Segundo o INE, em 2021, 96,6% das empresas e 44,5% das pessoas ao serviço utilizam computador com ligação à internet para fins profissionais e 62% das empresas referem ter ‘website’ próprio ou do grupo económico a que pertencem (mais 0,5 pontos percentuais que em 2020).

A maioria dos ‘websites’ das empresas disponibiliza a descrição dos produtos, listas de preços e ligações ou referências a perfis de redes sociais da empresa (80,9% e 57,0% das empresas com website, respetivamente).

Em 2021, 59,4% das empresas utilizam meios de comunicação digital (social media) e a quase totalidade destas empresas utiliza as redes sociais (97,9%).

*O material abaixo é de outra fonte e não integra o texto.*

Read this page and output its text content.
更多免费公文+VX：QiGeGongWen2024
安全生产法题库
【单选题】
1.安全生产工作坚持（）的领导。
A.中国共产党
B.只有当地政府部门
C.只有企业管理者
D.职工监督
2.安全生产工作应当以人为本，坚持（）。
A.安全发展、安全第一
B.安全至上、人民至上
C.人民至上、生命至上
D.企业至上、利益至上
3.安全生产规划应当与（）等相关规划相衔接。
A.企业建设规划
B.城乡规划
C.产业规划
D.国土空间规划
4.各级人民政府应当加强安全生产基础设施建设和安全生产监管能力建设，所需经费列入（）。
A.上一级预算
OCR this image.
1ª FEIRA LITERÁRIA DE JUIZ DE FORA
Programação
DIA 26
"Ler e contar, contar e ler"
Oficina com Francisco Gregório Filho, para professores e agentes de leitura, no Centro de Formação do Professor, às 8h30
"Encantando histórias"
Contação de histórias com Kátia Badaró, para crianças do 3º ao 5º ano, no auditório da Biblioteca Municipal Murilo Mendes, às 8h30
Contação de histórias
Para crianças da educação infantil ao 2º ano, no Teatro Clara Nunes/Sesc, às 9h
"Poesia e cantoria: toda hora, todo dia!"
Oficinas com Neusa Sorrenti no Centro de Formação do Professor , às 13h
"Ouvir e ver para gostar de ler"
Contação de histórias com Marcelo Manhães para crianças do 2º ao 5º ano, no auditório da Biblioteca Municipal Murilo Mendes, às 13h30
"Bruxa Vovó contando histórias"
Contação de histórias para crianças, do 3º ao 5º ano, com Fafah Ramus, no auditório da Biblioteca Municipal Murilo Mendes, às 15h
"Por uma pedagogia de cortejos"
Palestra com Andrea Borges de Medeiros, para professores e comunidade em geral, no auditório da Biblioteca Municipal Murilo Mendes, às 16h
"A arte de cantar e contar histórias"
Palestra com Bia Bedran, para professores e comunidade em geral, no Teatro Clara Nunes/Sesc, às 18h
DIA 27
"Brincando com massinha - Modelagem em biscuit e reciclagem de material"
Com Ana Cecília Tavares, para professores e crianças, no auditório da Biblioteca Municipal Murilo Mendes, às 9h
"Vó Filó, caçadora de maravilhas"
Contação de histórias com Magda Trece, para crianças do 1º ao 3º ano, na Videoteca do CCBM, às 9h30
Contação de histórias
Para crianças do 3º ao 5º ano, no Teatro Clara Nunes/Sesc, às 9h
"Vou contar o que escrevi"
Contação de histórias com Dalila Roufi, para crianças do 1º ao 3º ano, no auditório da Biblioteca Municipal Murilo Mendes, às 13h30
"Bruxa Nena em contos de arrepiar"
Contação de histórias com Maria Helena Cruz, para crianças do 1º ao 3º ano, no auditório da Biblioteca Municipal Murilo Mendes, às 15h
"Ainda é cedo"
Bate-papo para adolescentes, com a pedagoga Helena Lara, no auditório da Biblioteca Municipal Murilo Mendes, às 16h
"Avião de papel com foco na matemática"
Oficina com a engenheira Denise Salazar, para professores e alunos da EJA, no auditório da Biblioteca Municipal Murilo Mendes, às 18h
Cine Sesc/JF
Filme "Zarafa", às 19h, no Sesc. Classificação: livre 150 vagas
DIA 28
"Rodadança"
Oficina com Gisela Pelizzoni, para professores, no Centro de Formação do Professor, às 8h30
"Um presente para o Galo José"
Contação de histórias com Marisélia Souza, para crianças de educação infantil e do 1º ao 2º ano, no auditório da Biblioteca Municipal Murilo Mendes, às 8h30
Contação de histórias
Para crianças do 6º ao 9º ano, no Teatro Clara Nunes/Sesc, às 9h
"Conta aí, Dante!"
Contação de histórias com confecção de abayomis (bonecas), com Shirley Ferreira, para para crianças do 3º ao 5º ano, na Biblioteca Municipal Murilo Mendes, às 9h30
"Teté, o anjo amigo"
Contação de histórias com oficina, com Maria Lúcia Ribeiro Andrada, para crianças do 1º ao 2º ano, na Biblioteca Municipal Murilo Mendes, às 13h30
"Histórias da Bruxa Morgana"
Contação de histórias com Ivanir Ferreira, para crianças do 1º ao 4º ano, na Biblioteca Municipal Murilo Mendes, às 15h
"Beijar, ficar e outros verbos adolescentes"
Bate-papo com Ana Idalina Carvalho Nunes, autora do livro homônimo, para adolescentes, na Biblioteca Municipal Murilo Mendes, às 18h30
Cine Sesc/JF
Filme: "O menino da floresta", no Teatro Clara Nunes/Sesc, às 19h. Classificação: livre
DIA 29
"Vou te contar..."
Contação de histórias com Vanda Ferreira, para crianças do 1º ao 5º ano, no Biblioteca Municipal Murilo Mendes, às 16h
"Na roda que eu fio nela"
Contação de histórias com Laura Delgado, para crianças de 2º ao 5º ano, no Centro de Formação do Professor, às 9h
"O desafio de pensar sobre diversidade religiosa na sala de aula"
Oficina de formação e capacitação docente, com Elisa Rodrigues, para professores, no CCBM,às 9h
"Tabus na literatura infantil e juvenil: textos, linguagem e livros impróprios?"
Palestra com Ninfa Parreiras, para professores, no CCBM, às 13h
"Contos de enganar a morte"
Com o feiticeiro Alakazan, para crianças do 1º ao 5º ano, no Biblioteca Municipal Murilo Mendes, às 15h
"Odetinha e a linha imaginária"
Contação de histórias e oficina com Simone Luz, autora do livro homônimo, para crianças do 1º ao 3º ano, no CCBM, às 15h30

Cerca de 34,7% das empresas compram serviços de computação em nuvem (‘cloud’) para utilizar na internet (+5,7 pontos percentuais face a 2020), destacando-se a compra do serviço de correio eletrónico e armazenamento de ficheiros (88,7% e 70,5%, respetivamente).

De acordo com o instituto estatístico, quase 25% das empresas utiliza dispositivos ou sistemas interconectados que podem ser monitorizados ou controlados remotamente através da ‘internet das coisas’ (IoT), registando-se um aumento de 10,4 pontos percentuais face a 2020.

Perto de 20% das empresas recorre a tecnologias de Inteligência Artificial (IA), sendo as mais utilizadas as que analisam linguagem escrita, identificam objetos ou pessoas através de imagens e que automatizam diferentes fluxos de trabalho ou auxiliam na tomada de decisão.